I'm a big fan of the Ops School idea. I've struggled for years about how to "train up" someone coming into this field. So much of our skill set is forged in the fire of outages and troubleshooting.
One of the things that is both good and bad about system administration and operations is that we tend to see patterns. It's good in that we immediately see things that stand out. The downside is we tend to superimpose that pattern recognition in inappropriate ways.
We had an interesting issue happen yesterday at the dayjob. I won't go into exactly what it was here but I had an idea based on some graphs I was looking at. It's part social experiment but it's also part problem solving skills.
Given the following image with no context, what do you think happened? What are some of the key indicator points that jump out and what pattern do they call to mind?
(Since it may not be clear simply from an image resolution perspective, there are 4 metrics in this graph)

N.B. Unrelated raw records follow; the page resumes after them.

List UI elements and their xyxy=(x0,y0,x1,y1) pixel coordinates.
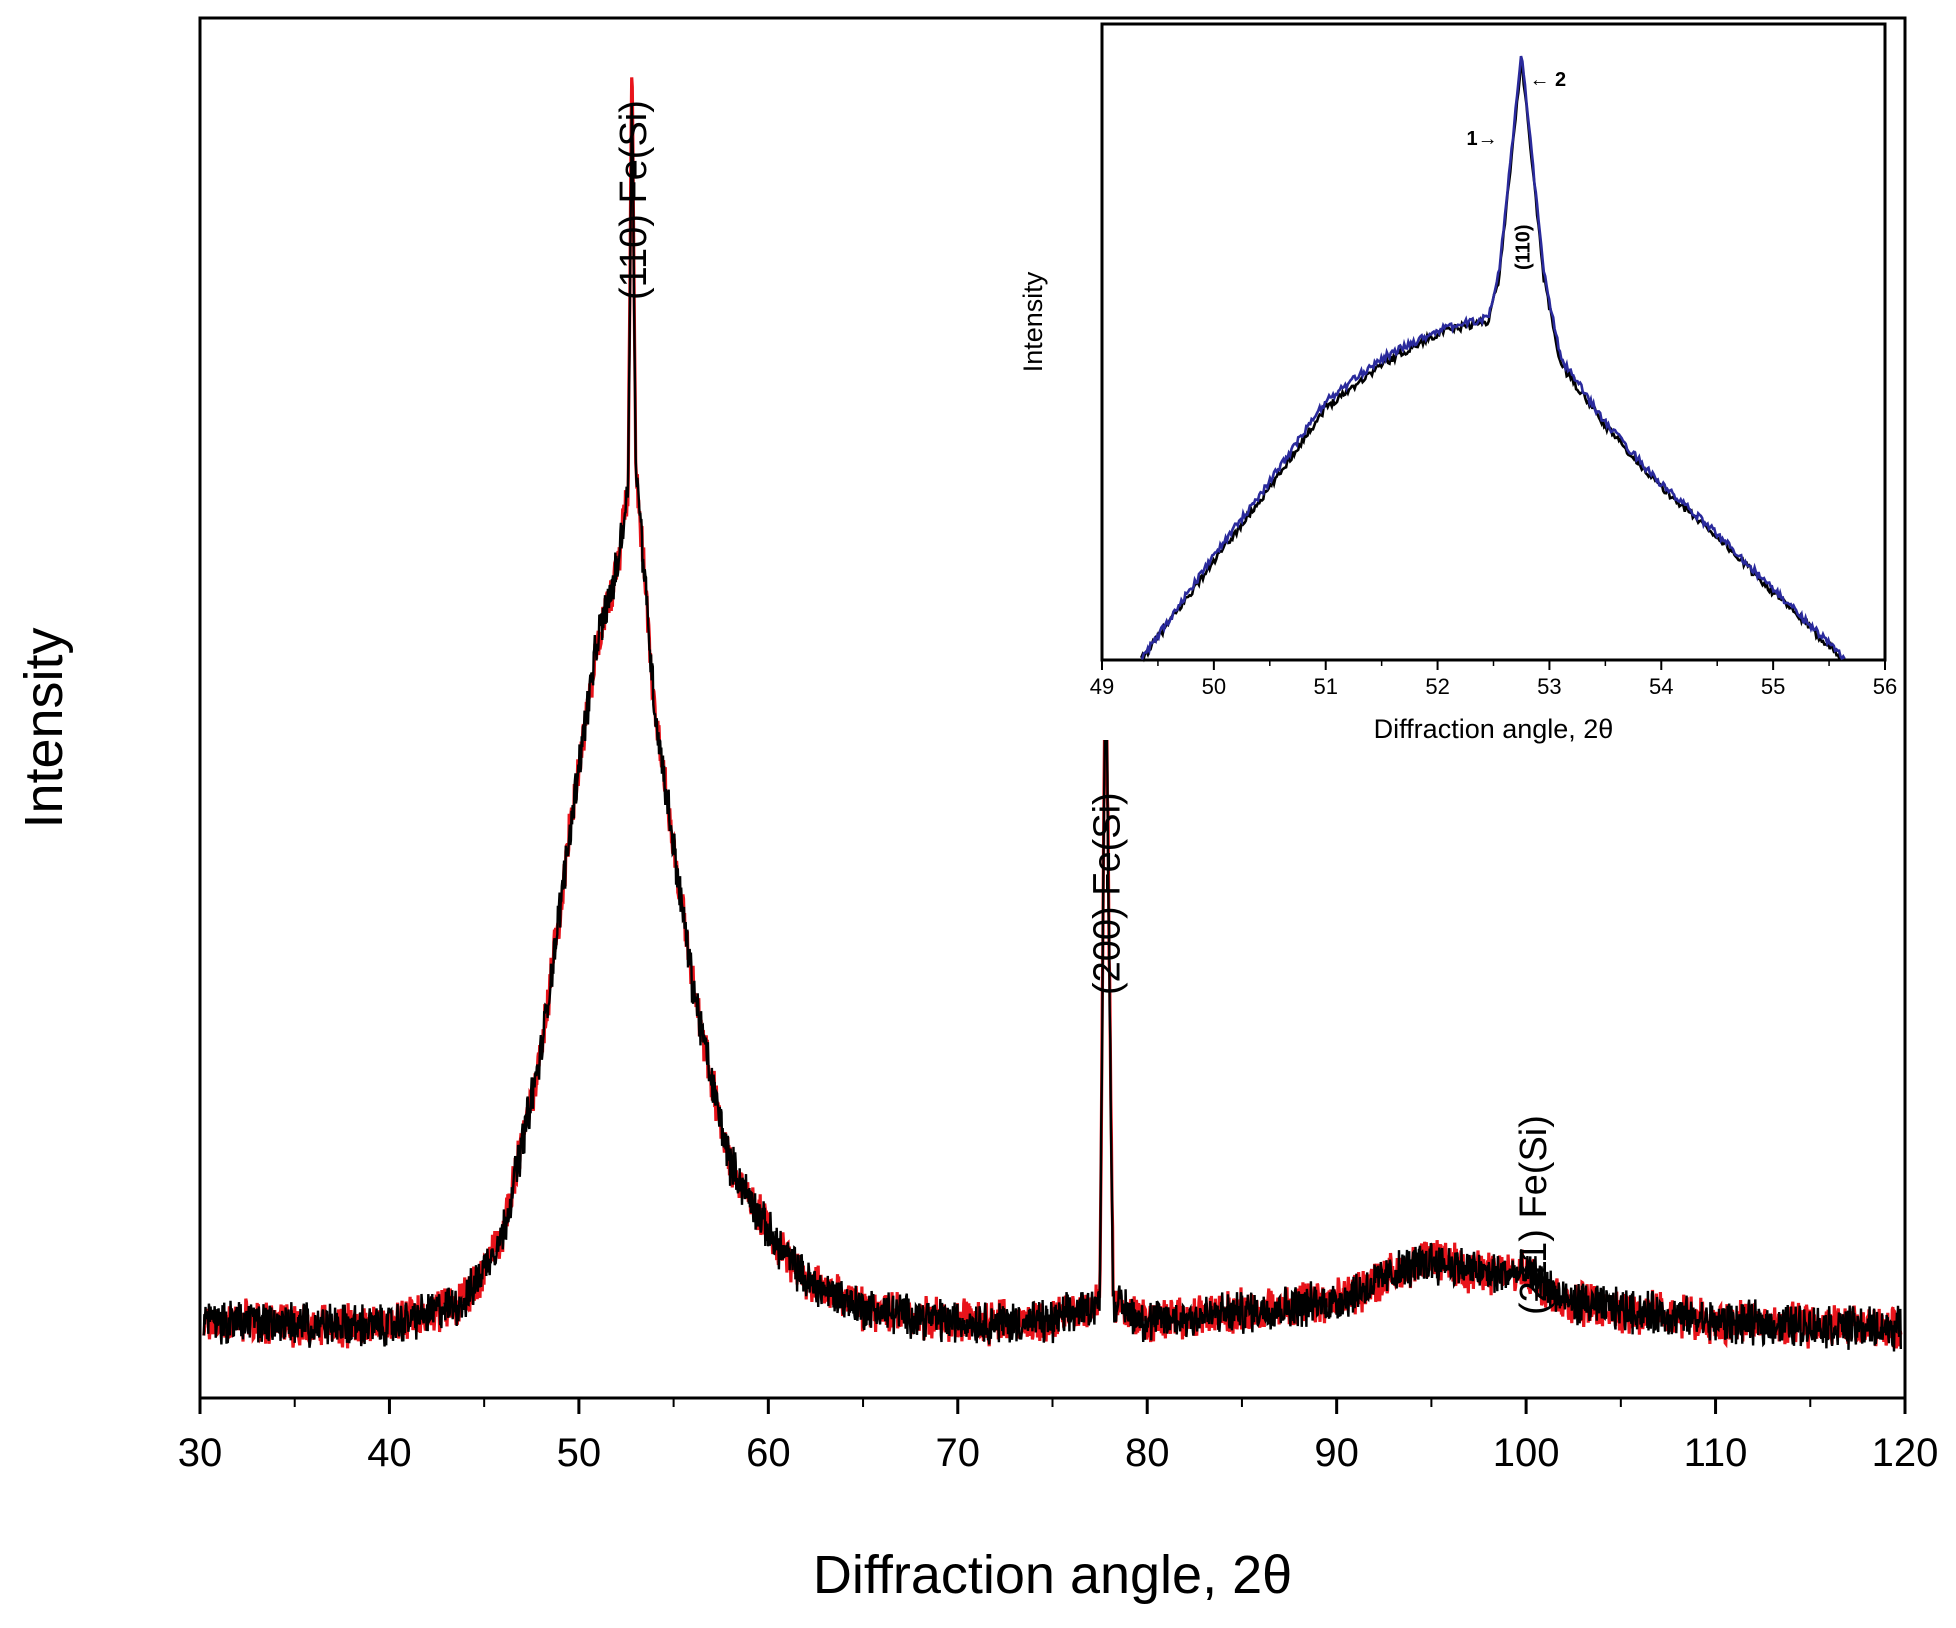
inset-peak-label: (110) xyxy=(1512,224,1534,270)
inset-x-tick-label: 56 xyxy=(1873,674,1897,699)
inset-x-axis-title: Diffraction angle, 2θ xyxy=(1374,714,1614,744)
inset-x-tick-label: 51 xyxy=(1313,674,1337,699)
main-y-axis-title: Intensity xyxy=(14,627,74,828)
inset-series-group xyxy=(1140,55,1846,663)
main-x-ticks: 30 40 50 60 70 80 90 100 110 120 xyxy=(178,1398,1939,1475)
main-series-black xyxy=(202,103,1902,1352)
inset-x-tick-label: 52 xyxy=(1425,674,1449,699)
inset-x-tick-label: 50 xyxy=(1202,674,1226,699)
main-x-tick-label: 60 xyxy=(746,1431,791,1475)
inset-background xyxy=(1012,24,1885,740)
main-x-tick-label: 120 xyxy=(1872,1431,1939,1475)
main-x-tick-label: 90 xyxy=(1314,1431,1359,1475)
inset-series-2-marker: ← 2 xyxy=(1529,69,1566,91)
main-peak-label: (211) Fe(Si) xyxy=(1513,1115,1555,1315)
main-x-tick-label: 70 xyxy=(936,1431,981,1475)
main-peak-label: (200) Fe(Si) xyxy=(1087,792,1129,995)
main-x-tick-label: 50 xyxy=(557,1431,602,1475)
main-x-tick-label: 40 xyxy=(367,1431,412,1475)
inset-annotations: 1→ ← 2 (110) xyxy=(1466,69,1566,270)
inset-x-tick-label: 55 xyxy=(1761,674,1785,699)
inset-y-axis-title: Intensity xyxy=(1018,271,1048,372)
main-x-tick-label: 100 xyxy=(1493,1431,1560,1475)
inset-series-2 xyxy=(1140,55,1846,661)
main-x-tick-label: 80 xyxy=(1125,1431,1170,1475)
inset-series-1-marker: 1→ xyxy=(1466,128,1497,150)
main-peak-label: (110) Fe(Si) xyxy=(613,100,655,300)
main-series-group xyxy=(202,77,1903,1352)
main-x-axis-title: Diffraction angle, 2θ xyxy=(813,1545,1292,1605)
inset-x-tick-label: 49 xyxy=(1090,674,1114,699)
inset-x-tick-label: 54 xyxy=(1649,674,1673,699)
main-peak-annotations: (110) Fe(Si) (200) Fe(Si) (211) Fe(Si) xyxy=(613,100,1555,1315)
main-chart: 30 40 50 60 70 80 90 100 110 120 (110) Fe(Si) (200… xyxy=(14,16,1939,1605)
inset-x-tick-label: 53 xyxy=(1537,674,1561,699)
main-x-tick-label: 30 xyxy=(178,1431,223,1475)
main-x-tick-label: 110 xyxy=(1684,1431,1748,1475)
inset-chart: 49 50 51 52 53 54 55 56 1→ ← 2 (110) Diffraction … xyxy=(1012,22,1897,744)
inset-x-ticks: 49 50 51 52 53 54 55 56 xyxy=(1090,660,1897,699)
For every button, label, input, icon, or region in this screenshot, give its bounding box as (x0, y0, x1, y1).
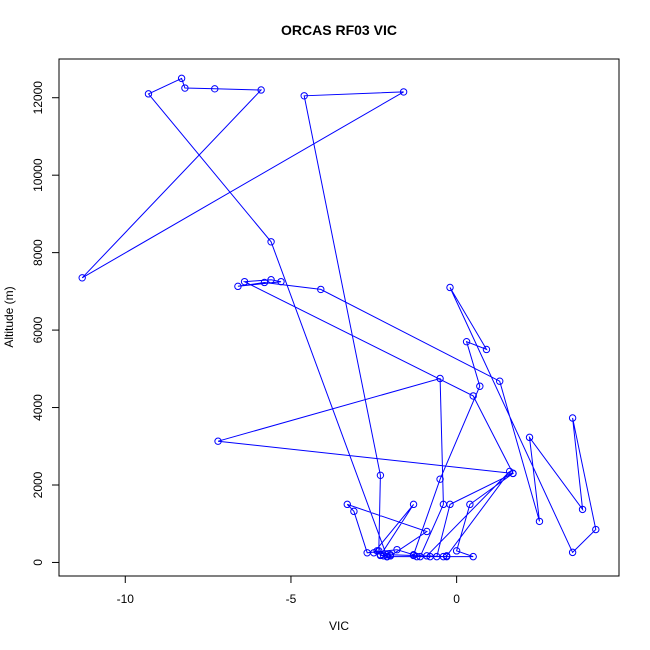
data-point (234, 282, 242, 291)
data-point (383, 552, 391, 561)
data-point (525, 433, 534, 442)
data-point (568, 548, 577, 557)
chart-title: ORCAS RF03 VIC (281, 22, 397, 38)
data-point (277, 277, 285, 286)
data-point (469, 392, 477, 400)
y-tick-label: 10000 (31, 158, 45, 192)
data-point (350, 507, 358, 516)
data-point (413, 552, 421, 561)
data-point (317, 285, 325, 294)
x-tick-label: -5 (286, 592, 297, 606)
data-point (260, 278, 269, 287)
data-point (383, 551, 391, 559)
data-point (380, 552, 388, 560)
data-point (393, 545, 401, 554)
y-axis: 0 2000 4000 6000 8000 10000 12000 (31, 81, 60, 566)
data-point (482, 345, 491, 354)
data-point (267, 276, 275, 284)
data-point (423, 527, 431, 536)
data-point (300, 92, 308, 100)
data-point (177, 74, 186, 83)
data-point (568, 414, 577, 422)
data-point (452, 547, 461, 555)
data-point (442, 552, 451, 560)
x-axis-label: VIC (329, 619, 349, 633)
data-point (466, 500, 474, 509)
y-tick-label: 0 (31, 559, 45, 566)
y-axis-label: Altitude (m) (2, 286, 16, 347)
data-point (535, 517, 544, 526)
x-tick-label: -10 (117, 592, 135, 606)
data-point (469, 552, 477, 561)
data-point (426, 552, 434, 561)
data-point (399, 88, 408, 96)
x-axis: -10 -5 0 (117, 575, 460, 606)
data-point (214, 437, 222, 445)
plot-frame (58, 58, 620, 577)
data-point (439, 500, 448, 509)
data-point (476, 382, 484, 390)
data-point (257, 86, 265, 94)
y-tick-label: 8000 (31, 239, 45, 266)
data-point (439, 552, 448, 561)
data-point (462, 338, 471, 346)
y-tick-label: 4000 (31, 394, 45, 421)
data-point (211, 85, 219, 93)
y-tick-label: 12000 (31, 81, 45, 115)
data-point (423, 552, 431, 560)
data-point (343, 500, 351, 509)
series-line (81, 77, 597, 558)
y-tick-label: 6000 (31, 316, 45, 343)
data-point (78, 274, 86, 282)
data-point (436, 374, 444, 383)
x-tick-label: 0 (453, 592, 460, 606)
data-point (267, 238, 275, 246)
data-point (496, 377, 504, 385)
data-point (144, 90, 153, 98)
y-tick-label: 2000 (31, 471, 45, 498)
data-point (436, 475, 444, 483)
data-point (446, 283, 454, 292)
data-point (505, 467, 514, 476)
data-point (240, 277, 249, 286)
data-point (578, 505, 587, 514)
data-point (375, 547, 383, 555)
data-point (363, 549, 371, 557)
data-point (181, 84, 189, 92)
data-point (409, 500, 418, 509)
series-layer (78, 74, 600, 561)
data-point (592, 525, 600, 534)
data-point (376, 471, 385, 480)
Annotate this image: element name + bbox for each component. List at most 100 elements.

You can probably spot some common patterns in this graph. Here's a bit more historical context:
Ok, I'll bite.
The first key indicator is the loss of metrics. That tells me the host went down (or encountered resource exhaustion) or the metrics collection stopped working. Since the pattern changes after recovery, I think it's safe to assume the former.
The second indicator is the change in activity in what we'll call the "secondary" group of metrics. We're seeing some periodic behavior mirroring in relation to the "primary" (purple) metric. This tells me there's some causation but we don't know which way.
The last key indicator is the "scaling down" of all the metrics. This seems to imply you were able to throw additional resources at whatever's going on here, but we're guessing that "low values are good" and "high values are bad" without really knowing. I'm assuming that the red/blue/??? metrics are a measurement of errors; if low values were "bad" then I'd expect an inverse relationship (errors to spike as throughput decreased).